Une coopération grandissante depuis 2014 que la Turquie voit d’un mauvais œil tandis que le rapprochement entre Moscou, Damas et Ankara entamé à l’été 2016 a, inversement, froissé Washington. La situation est d’autant plus délicate que les États-Unis et la Turquie entretiennent des liens particuliers. Les deux pays sont alliés au sein de l’OTAN et font partie de la coalition internationale pour la lutte contre l’organisation État islamique. La mise en œuvre de l’opération turque baptisée « Rameau d’olivier » dans le Nord-Est syrien est donc un élément supplémentaire qui vient fragiliser un peu plus une relation déjà vacillante.
« Aveu de faiblesse »
Dans ce contexte, appliquer la même stratégie de non-intervention à Manbij qu’à Afrine semble bien difficile pour les Américains. D’autant plus que « les États-Unis devraient considérer les propos de M. Erdogan comme menaçants » au regard des récents événements, observe M. Balanche. « Désormais, les négociations sérieuses débutent entre les États-Unis et la Turquie », explique à L’OLJ W. Robert Pearson, ancien ambassadeur américain en Turquie entre 2000 et 2003 et ancien directeur général du Service extérieur des États-Unis. « On ne sait pas à quel stade en sont les négociations à ce sujet » alors que bien peu d’informations filtrent cependant sur les intentions des États-Unis dans le Nord-Est syrien, précise-t-il. Washington se trouve obligé de compter sur son partenaire de l’OTAN et de ménager ses alliés kurdes qui se sont révélés précieux durant la lutte contre l’EI.
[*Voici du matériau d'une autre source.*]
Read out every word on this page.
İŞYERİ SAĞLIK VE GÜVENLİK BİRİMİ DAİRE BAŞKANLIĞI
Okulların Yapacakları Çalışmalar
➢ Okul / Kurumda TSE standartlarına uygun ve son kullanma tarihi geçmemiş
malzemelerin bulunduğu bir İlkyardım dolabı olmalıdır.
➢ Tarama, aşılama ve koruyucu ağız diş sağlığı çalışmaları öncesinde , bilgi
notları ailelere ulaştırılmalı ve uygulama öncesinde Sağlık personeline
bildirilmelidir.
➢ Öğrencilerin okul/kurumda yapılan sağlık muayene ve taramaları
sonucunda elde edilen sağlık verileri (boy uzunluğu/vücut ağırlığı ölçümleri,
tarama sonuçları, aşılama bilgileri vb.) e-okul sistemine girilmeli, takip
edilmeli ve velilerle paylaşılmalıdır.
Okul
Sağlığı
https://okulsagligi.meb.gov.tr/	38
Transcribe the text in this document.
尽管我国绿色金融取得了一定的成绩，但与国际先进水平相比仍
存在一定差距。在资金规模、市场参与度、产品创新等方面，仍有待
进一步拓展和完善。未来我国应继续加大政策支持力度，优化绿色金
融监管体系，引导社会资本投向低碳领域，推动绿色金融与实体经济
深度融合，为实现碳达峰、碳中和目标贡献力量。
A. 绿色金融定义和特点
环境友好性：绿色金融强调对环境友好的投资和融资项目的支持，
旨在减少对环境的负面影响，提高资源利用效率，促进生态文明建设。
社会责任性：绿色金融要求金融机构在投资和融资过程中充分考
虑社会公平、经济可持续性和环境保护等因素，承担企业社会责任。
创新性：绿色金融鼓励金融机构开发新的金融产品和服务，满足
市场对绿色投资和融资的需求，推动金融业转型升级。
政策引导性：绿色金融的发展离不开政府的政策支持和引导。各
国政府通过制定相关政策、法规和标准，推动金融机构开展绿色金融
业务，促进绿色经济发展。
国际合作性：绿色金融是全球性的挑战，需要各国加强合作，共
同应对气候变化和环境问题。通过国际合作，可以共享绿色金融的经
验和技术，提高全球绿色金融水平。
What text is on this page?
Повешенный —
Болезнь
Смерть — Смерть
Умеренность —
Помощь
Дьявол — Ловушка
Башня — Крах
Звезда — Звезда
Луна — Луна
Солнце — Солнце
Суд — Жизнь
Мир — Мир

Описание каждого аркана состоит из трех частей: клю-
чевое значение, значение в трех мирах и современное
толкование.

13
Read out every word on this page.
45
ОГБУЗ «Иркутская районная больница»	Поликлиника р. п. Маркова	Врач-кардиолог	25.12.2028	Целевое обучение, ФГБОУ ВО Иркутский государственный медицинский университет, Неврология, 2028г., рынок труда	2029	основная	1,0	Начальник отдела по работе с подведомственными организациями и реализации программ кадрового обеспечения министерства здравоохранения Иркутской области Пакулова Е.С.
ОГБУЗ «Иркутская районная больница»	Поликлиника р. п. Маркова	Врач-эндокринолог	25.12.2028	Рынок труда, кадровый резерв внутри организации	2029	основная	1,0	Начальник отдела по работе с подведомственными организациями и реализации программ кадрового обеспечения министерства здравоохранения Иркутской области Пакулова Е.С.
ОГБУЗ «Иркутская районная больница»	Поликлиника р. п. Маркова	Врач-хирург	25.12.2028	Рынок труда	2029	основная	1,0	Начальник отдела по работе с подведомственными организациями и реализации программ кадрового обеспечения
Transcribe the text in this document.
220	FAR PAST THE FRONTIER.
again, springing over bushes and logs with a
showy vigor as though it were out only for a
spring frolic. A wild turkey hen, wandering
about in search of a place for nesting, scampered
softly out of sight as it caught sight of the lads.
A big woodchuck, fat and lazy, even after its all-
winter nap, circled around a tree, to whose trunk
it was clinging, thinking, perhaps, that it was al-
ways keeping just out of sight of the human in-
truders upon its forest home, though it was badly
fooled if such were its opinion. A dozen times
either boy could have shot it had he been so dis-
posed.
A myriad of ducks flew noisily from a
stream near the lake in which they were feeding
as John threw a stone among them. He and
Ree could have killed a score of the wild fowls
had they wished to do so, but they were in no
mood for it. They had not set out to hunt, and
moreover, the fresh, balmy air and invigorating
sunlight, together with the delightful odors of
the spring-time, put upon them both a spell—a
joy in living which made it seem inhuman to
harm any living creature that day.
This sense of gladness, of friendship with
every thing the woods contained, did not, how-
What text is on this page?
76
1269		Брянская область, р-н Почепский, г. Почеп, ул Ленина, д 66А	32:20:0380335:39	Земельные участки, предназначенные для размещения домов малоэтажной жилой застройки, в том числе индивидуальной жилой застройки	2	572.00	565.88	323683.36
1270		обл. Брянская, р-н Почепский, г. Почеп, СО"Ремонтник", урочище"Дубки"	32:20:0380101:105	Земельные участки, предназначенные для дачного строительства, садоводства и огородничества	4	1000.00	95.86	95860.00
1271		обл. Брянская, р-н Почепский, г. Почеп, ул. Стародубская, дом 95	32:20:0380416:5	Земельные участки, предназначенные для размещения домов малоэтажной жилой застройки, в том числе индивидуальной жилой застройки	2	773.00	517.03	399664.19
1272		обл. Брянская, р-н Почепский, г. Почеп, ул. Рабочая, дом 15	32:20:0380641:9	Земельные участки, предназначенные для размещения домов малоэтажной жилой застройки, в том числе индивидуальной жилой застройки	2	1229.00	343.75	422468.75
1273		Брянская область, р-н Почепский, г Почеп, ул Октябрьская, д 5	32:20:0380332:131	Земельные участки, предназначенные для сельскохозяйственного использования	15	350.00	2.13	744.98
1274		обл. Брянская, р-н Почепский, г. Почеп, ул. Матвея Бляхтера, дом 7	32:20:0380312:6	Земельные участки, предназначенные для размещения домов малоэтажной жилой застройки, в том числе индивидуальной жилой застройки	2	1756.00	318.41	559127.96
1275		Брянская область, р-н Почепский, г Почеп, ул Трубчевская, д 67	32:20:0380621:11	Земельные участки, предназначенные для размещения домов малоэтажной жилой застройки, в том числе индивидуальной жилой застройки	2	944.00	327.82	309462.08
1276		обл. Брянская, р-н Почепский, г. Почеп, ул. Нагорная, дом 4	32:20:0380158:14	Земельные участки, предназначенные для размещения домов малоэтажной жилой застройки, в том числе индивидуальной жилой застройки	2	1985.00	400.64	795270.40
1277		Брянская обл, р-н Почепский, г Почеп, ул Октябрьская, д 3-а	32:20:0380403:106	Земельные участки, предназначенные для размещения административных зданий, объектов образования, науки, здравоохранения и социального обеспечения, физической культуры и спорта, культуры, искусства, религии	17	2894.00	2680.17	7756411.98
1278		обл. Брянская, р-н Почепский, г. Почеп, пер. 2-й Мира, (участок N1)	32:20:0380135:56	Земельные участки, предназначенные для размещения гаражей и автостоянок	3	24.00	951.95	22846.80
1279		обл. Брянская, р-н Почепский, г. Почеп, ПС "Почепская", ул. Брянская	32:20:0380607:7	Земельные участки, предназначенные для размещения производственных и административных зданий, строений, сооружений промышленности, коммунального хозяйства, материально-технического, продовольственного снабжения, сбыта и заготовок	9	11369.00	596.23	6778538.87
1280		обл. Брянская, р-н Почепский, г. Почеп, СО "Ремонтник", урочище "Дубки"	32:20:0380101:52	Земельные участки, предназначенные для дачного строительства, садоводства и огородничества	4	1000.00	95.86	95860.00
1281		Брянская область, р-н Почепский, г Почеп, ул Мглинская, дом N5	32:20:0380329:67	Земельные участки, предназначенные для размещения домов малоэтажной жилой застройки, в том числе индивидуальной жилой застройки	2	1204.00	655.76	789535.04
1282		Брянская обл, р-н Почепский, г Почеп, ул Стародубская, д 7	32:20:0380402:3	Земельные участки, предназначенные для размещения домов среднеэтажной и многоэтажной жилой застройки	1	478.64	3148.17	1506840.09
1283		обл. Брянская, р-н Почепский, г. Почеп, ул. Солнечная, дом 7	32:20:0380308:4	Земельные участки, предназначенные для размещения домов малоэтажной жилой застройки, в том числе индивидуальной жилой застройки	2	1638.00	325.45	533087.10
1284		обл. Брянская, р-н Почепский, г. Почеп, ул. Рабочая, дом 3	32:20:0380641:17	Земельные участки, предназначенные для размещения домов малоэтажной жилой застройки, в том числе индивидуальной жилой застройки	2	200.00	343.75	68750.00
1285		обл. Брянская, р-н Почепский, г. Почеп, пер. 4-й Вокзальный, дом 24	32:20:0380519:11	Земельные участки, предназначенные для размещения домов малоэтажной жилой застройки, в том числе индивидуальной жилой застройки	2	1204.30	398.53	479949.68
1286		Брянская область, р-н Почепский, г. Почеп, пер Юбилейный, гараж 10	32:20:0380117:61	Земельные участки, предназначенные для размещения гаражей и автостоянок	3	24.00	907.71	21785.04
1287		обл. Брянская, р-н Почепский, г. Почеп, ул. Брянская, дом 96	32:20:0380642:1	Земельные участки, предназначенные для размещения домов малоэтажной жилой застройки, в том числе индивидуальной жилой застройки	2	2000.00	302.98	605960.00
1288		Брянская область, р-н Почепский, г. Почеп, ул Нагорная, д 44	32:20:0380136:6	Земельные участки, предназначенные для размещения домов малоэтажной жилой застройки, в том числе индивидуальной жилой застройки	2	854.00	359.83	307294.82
La situation s’est compliquée alors que le président américain Donald Trump a limogé son secrétaire d’État, Rex Tillerson, pour le remplacer par Mike Pompeo. Cette décision n’a pas été appréciée par Ankara alors que la presse turque a retrouvé un tweet de M. Pompeo où il qualifiait la Turquie de « dictature islamiste totalitaire » après le coup d’État raté en juillet 2016. Résultat : le voyage du chef de la diplomatie turque prévu lundi dernier à Washington a été annulé par Ankara alors qu’Américains et Turcs devaient en profiter pour négocier un accord sur le départ de miliciens kurdes de Manbij.
M. Tillerson, qui s’était rendu à Ankara à la mi-février, alimentait par ailleurs les tractations sur le dossier syrien pour rassurer les Turcs, et un groupe de travail américano-turc a été mis en place pour traiter le dossier de Manbij « en priorité ». Mais malgré les changements au sein de l’administration américaine, « les États-Unis veulent continuer à traiter la Turquie en tant qu’un allié de l’OTAN et ne veulent pas d’une confrontation », note M. Pearson.
Les États-Unis doivent cependant faire face à la Turquie « qui montre une vraie détermination à aller jusqu’au bout » tandis que « céder Manbij serait un aveu de faiblesse » pour Washington, précise à L’OLJ Bayram Balçi, chercheur à l’Institut français d’études anatoliennes d’Istanbul. Mais selon l’expert, « les Turcs veulent surtout voir les Occidentaux faire des efforts pour assurer leur sécurité à la frontière ».